Some of us have warned the president that his strategy is generating more murders than any other administration – I went to four of his morning news conferences to tell him – but he does not pay attention. If this continues, his six-year term could end up with nearly 190,000 dead.
Despite the terrible results of his national security strategy, AMLO refuses to correct his path. He has militarized the country and the National Guard, and his idea of investing in the most vulnerable areas and groups to reduce violence could need decades before we know whether it works.
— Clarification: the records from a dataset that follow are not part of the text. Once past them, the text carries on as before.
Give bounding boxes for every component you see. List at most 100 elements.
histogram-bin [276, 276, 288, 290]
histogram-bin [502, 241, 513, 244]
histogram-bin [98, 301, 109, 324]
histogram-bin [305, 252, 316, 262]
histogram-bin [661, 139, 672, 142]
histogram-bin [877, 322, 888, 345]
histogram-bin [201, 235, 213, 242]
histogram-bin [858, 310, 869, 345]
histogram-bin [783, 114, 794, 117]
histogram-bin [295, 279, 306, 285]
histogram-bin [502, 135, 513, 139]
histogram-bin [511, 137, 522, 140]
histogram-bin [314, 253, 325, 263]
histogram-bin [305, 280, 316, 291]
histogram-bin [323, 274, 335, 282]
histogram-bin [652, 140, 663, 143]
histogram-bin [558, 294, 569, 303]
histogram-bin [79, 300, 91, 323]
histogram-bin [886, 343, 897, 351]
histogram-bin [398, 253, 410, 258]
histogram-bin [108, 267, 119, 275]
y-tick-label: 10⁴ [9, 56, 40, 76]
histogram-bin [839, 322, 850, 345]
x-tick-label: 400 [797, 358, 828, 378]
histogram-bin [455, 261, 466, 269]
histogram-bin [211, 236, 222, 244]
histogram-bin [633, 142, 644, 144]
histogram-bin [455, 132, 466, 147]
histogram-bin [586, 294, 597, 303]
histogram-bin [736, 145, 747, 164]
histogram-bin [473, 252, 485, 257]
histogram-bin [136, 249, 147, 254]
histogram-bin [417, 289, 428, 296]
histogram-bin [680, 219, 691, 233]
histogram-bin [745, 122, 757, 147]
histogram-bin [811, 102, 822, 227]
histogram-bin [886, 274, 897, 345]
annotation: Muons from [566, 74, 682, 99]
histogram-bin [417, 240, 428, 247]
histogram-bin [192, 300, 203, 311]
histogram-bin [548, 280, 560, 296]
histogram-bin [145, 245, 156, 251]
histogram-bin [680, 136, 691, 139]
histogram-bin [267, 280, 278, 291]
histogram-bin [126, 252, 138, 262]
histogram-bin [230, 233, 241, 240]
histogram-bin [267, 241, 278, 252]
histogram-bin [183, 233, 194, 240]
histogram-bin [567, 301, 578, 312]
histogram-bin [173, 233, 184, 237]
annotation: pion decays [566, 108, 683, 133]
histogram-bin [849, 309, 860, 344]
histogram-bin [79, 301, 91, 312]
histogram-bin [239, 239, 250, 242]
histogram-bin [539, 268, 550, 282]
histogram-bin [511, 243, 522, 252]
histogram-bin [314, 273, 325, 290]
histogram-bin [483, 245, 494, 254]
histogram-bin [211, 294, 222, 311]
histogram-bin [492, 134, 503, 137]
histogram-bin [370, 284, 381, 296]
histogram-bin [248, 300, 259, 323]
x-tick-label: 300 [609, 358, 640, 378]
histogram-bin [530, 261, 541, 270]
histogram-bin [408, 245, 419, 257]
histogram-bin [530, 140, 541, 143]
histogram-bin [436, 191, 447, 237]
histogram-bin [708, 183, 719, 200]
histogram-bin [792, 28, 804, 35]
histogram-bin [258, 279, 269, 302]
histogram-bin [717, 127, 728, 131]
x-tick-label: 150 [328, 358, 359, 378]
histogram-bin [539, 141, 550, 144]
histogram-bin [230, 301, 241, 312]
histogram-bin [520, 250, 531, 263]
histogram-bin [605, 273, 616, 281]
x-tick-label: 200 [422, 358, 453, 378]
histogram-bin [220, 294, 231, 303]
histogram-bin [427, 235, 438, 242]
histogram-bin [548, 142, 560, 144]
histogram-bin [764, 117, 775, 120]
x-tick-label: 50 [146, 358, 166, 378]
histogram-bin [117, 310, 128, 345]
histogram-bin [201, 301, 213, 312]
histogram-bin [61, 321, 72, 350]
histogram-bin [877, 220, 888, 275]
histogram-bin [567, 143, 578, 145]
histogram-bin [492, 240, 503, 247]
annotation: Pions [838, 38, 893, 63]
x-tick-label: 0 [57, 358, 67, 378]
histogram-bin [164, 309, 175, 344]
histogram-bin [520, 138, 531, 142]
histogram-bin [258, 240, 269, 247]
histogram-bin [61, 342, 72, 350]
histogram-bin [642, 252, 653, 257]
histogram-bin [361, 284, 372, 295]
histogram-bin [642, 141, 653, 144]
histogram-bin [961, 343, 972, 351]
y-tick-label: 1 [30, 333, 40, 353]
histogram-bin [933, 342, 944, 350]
We have to be realistic and admit that AMLO is not going to be the president who ended violence in Mexico. History will mark his six-year term as the bloodiest of the century. His big failure was having the correct diagnosis, the time to do it, the support of the majority of the people, the resources of the government … and being dismally wrong in the strategy and execution. That has given us a country full of graves and dead.
And since AMLO has no solution for the violence, we must look for someone who could do it, and concentrate on possible candidates for the presidency in 2024. The next leader of Mexico must make it his or her priority to stop the murders of so many Mexicans.
We have to look to the future. The present is solidly stuck in formulas that don't work, lofty ideas, good intentions and useless recriminations of the past. Mexico needs new leaders with a clear goal: no more deaths.
The trial of García Luna was a shock to Mexican society because it bared the high levels of corruption in the government and the country. Instead of going after narcos, García Luna helped them. And clearly, he could not have acted alone. His trial uncovered a shameful network of accomplices. But his last government job was 11 years ago. How long can they use his trial to try to justify the failures of today's security strategy.
Blaming past governments for the current violence in Mexico is not a solution. It is an excuse. And that's not how you rule a country like ours.